Before the new quantitative easing program put on by the Federal Reserve, non-government bond markets entered a period of distress. Prices on non-government debt folded without the sufficient liquidity to absorb the number of sellers looking to unload riskier debt assets. The structural breakdown in debt markets was truly a significant moment in time and led to another unprecedented event. The Fed took a passage out of the playbooks of Europe and Japan and began to purchase investment grade quality non-governmental debt as part of the new QE world being lived in. Liquidity quickly moved back into debt markets and bond prices were able to recover nicely.

All of the new stimulus being issued globally is meant to tide over consumers and businesses until this crisis is able to pass. Hopefully, economies will be able to pick themselves up and start back where things were left off before the storm. This crisis will likely produce an unconventional contraction in the record of global and US growth rates.
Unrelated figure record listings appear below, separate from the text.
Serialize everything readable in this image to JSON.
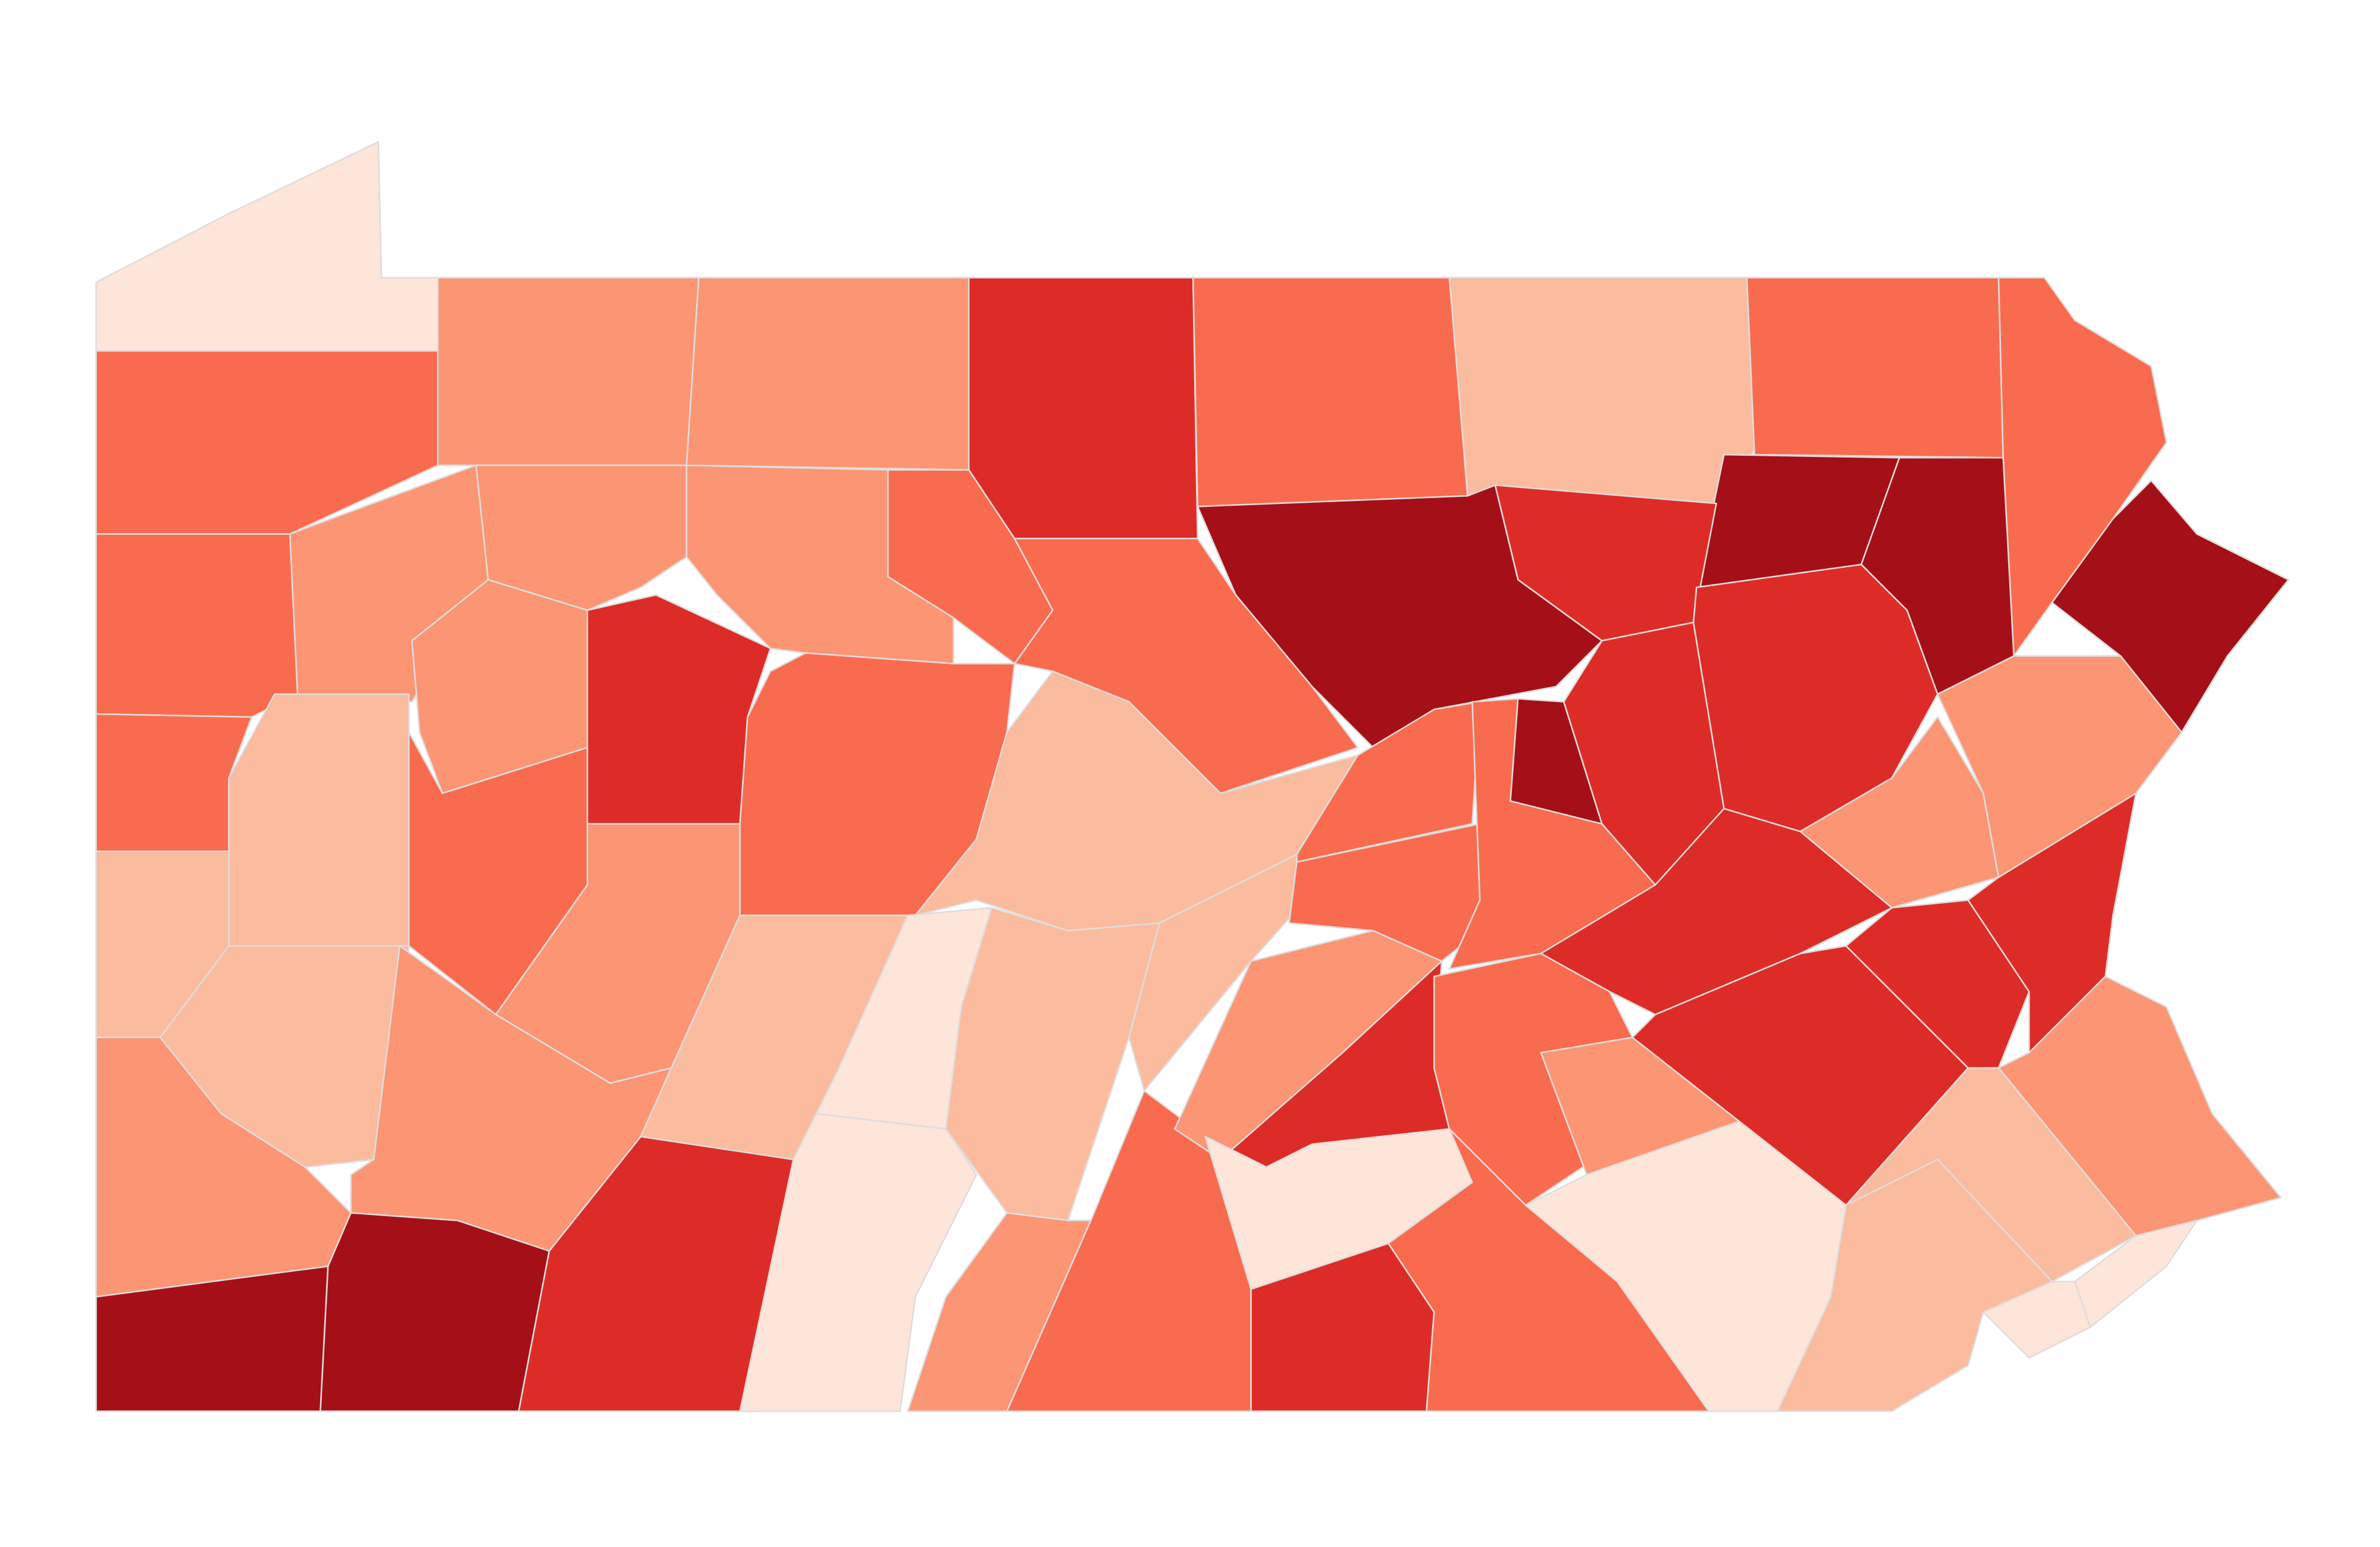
{
  "map": {
    "type": "choropleth",
    "regions": [
      {
        "fill": "#fde5da"
      },
      {
        "fill": "#f96b4e"
      },
      {
        "fill": "#fb9574"
      },
      {
        "fill": "#fb9574"
      },
      {
        "fill": "#dd2c27"
      },
      {
        "fill": "#f96b4e"
      },
      {
        "fill": "#fbbb9f"
      },
      {
        "fill": "#f96b4e"
      },
      {
        "fill": "#f96b4e"
      },
      {
        "fill": "#a50f17"
      },
      {
        "fill": "#a50f17"
      },
      {
        "fill": "#a50f17"
      },
      {
        "fill": "#dd2c27"
      },
      {
        "fill": "#a50f17"
      },
      {
        "fill": "#f96b4e"
      },
      {
        "fill": "#f96b4e"
      },
      {
        "fill": "#fb9574"
      },
      {
        "fill": "#fb9574"
      },
      {
        "fill": "#fb9574"
      },
      {
        "fill": "#f96b4e"
      },
      {
        "fill": "#f96b4e"
      },
      {
        "fill": "#fbbb9f"
      },
      {
        "fill": "#fbbb9f"
      },
      {
        "fill": "#fb9574"
      },
      {
        "fill": "#dd2c27"
      },
      {
        "fill": "#f96b4e"
      },
      {
        "fill": "#fb9574"
      },
      {
        "fill": "#f96b4e"
      },
      {
        "fill": "#fbbb9f"
      },
      {
        "fill": "#fbbb9f"
      },
      {
        "fill": "#fb9574"
      },
      {
        "fill": "#fb9574"
      },
      {
        "fill": "#a50f17"
      },
      {
        "fill": "#a50f17"
      },
      {
        "fill": "#dd2c27"
      },
      {
        "fill": "#fbbb9f"
      },
      {
        "fill": "#fde5da"
      },
      {
        "fill": "#fde5da"
      },
      {
        "fill": "#fbbb9f"
      },
      {
        "fill": "#fb9574"
      },
      {
        "fill": "#fbbb9f"
      },
      {
        "fill": "#f96b4e"
      },
      {
        "fill": "#fb9574"
      },
      {
        "fill": "#dd2c27"
      },
      {
        "fill": "#fde5da"
      },
      {
        "fill": "#dd2c27"
      },
      {
        "fill": "#f96b4e"
      },
      {
        "fill": "#f96b4e"
      },
      {
        "fill": "#f96b4e"
      },
      {
        "fill": "#a50f17"
      },
      {
        "fill": "#dd2c27"
      },
      {
        "fill": "#dd2c27"
      },
      {
        "fill": "#fb9574"
      },
      {
        "fill": "#fb9574"
      },
      {
        "fill": "#dd2c27"
      },
      {
        "fill": "#f96b4e"
      },
      {
        "fill": "#fb9574"
      },
      {
        "fill": "#dd2c27"
      },
      {
        "fill": "#dd2c27"
      },
      {
        "fill": "#dd2c27"
      },
      {
        "fill": "#fb9574"
      },
      {
        "fill": "#fbbb9f"
      },
      {
        "fill": "#fde5da"
      },
      {
        "fill": "#fde5da"
      },
      {
        "fill": "#fbbb9f"
      },
      {
        "fill": "#fde5da"
      },
      {
        "fill": "#f96b4e"
      }
    ]
  }
}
The US economy’s growth rate is expected to contract into double-digits in the second-quarter of 2020. Ideally, most of the lost growth in 2020 will be recaptured in 2021 and economies will produce abnormally large growth rates next year.

As for stocks, dividends and share buybacks, they will likely need to be cut as companies begin to preserve capital. This helps explain why stock prices fell by so much, since stock returns are correlated with dividend growth rates. But if the stimulus efforts succeed and help keep consumers and businesses solvent, stocks may actually be quite cheap today.

Forecasts indicate that it will take many years for dividends to return to the levels of 2019. However, as a new cycle for the dividend growth rate emerges, stocks may find themselves in the next bull market cycle.